The practice is most certainly pervasive in NYC. I would call that as bad as
people claim. Most of the online documentation of the phenomenon is more
behavior shaming though and not anything approaching "vitriolic", this
ridiculous bit of theater being an exception of course.

------
raffomania
I find it interesting that this is financed by the EU.

My first reaction to this was a lot of skepticism - the article makes a lot of
bold claims without backing any of them up. I was ready to write this off as
another sleazy mud-throwing operation when I found the official EU site [0]
describing the team and their goals - including "Effective communication and
promotion of EU policies towards the Eastern Neighbourhood". The biased
writing and this "promotion of policies" really make me think this is no
better than the "fake news" everyone complains about.
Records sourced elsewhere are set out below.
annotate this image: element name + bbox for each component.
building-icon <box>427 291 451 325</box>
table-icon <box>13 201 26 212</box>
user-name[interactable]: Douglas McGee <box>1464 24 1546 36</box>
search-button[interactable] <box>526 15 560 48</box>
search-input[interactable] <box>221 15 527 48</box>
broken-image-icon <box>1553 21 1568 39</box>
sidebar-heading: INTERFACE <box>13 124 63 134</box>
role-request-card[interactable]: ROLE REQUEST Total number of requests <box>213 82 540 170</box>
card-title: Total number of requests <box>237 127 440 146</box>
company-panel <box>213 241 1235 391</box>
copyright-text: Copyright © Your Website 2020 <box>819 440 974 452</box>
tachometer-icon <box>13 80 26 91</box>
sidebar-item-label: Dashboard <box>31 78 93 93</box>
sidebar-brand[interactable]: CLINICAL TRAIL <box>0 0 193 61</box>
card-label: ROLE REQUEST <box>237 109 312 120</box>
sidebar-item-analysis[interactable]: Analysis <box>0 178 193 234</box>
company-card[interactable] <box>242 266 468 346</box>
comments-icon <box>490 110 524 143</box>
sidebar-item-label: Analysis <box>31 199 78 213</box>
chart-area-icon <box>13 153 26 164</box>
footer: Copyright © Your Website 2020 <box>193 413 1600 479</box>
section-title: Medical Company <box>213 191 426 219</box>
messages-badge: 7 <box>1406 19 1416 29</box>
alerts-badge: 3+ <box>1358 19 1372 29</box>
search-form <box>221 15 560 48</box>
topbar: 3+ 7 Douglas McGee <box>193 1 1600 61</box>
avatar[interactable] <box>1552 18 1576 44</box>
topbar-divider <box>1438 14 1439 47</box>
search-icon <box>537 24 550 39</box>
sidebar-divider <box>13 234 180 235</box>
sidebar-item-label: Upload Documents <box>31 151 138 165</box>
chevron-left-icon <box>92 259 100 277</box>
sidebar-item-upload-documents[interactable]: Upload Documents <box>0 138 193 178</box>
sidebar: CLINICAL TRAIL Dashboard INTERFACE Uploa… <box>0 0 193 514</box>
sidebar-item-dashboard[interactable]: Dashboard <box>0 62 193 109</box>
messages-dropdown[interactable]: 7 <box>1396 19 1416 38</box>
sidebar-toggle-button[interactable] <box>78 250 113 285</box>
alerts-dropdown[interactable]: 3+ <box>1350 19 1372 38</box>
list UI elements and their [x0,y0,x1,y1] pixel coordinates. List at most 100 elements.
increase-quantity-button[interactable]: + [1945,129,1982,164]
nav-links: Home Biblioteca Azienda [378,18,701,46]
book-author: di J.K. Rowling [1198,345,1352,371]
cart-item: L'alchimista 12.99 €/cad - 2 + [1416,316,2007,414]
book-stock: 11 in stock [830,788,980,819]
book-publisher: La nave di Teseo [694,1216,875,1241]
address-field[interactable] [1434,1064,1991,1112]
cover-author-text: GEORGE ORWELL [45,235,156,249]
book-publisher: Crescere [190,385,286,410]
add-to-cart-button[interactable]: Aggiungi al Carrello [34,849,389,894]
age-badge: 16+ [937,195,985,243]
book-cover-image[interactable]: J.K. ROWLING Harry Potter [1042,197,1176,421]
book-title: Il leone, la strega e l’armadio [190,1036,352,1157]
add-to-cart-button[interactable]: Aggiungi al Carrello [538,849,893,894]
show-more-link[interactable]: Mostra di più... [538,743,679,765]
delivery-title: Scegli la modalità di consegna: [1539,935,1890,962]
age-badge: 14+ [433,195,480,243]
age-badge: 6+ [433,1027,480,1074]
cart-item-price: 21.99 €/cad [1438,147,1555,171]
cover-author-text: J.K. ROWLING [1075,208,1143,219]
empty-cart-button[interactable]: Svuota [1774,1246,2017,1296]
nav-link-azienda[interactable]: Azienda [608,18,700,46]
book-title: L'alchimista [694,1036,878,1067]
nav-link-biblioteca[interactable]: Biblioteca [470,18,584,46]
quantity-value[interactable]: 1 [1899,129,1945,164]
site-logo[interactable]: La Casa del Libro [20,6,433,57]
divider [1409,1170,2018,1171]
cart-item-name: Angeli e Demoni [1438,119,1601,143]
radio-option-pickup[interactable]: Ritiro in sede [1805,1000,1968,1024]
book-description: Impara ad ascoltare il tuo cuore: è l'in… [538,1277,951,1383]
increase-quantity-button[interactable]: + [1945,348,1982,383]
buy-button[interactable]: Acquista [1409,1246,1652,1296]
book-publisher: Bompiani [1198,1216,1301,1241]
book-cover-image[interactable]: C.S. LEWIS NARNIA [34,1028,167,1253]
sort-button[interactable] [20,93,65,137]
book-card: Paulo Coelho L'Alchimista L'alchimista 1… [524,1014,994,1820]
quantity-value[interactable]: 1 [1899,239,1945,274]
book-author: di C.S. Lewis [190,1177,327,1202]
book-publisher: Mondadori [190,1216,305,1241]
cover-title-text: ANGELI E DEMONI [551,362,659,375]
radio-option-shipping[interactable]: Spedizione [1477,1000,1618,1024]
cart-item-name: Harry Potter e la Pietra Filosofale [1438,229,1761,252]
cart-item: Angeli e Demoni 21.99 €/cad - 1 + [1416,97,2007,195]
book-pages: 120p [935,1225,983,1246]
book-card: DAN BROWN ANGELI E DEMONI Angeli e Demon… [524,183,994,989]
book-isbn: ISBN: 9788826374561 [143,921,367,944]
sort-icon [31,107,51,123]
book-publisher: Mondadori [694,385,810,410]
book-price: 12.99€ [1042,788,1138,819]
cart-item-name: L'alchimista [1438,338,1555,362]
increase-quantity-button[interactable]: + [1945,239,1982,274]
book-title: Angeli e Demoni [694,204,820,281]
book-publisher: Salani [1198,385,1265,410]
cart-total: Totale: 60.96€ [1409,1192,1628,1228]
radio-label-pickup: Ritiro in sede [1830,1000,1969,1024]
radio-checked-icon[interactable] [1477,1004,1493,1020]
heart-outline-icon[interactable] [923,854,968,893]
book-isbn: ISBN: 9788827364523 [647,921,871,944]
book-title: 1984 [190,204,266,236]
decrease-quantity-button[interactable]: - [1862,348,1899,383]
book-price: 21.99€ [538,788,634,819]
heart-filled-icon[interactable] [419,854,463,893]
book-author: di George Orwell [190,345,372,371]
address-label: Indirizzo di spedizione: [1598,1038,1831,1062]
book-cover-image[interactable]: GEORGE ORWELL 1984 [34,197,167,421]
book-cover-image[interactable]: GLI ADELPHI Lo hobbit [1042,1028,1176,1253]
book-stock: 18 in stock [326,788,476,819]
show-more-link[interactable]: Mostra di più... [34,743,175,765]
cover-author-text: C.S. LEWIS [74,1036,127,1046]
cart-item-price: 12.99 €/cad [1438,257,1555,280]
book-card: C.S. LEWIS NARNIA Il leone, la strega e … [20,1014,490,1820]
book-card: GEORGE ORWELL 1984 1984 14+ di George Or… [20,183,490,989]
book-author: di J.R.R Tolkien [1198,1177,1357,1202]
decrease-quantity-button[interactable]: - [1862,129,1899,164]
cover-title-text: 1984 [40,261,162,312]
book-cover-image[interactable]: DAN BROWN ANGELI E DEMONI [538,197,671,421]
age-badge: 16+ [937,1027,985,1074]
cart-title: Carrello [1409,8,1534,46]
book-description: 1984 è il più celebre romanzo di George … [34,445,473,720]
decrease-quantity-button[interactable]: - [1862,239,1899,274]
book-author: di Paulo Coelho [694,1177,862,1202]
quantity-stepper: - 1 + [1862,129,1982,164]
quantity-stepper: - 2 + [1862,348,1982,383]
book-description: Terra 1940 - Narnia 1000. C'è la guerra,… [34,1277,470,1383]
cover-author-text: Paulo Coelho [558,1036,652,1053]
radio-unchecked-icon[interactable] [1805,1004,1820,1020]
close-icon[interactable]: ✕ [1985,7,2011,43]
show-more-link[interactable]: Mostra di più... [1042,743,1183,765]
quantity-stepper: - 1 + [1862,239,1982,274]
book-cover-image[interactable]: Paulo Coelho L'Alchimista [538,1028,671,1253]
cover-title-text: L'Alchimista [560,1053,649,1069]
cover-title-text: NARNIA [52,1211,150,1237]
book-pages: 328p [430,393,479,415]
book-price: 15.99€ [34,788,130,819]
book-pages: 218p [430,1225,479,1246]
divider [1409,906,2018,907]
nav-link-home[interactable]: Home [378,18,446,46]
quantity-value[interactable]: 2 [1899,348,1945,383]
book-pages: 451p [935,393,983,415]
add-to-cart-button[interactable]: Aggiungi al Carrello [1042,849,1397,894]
[0] [https://eeas.europa.eu/headquarters/headquarters-
homepage/21...](https://eeas.europa.eu/headquarters/headquarters-
homepage/2116/-questions-and-answers-about-the-east-stratcom-task-force_en)

------
throw2016
This is like saying fake pick up videos on youtube are funded by the CIA. This
is a witch hunt and an insult to informed discussion.

There are attention seeking groups like Femen who are known for staging
stunts. This group has a fake upskirt video, now this mansplaining video and
presumably they will keep trying.

If it works out you get tons of media interviews, attention, become a media
personality and spin it into some serious income.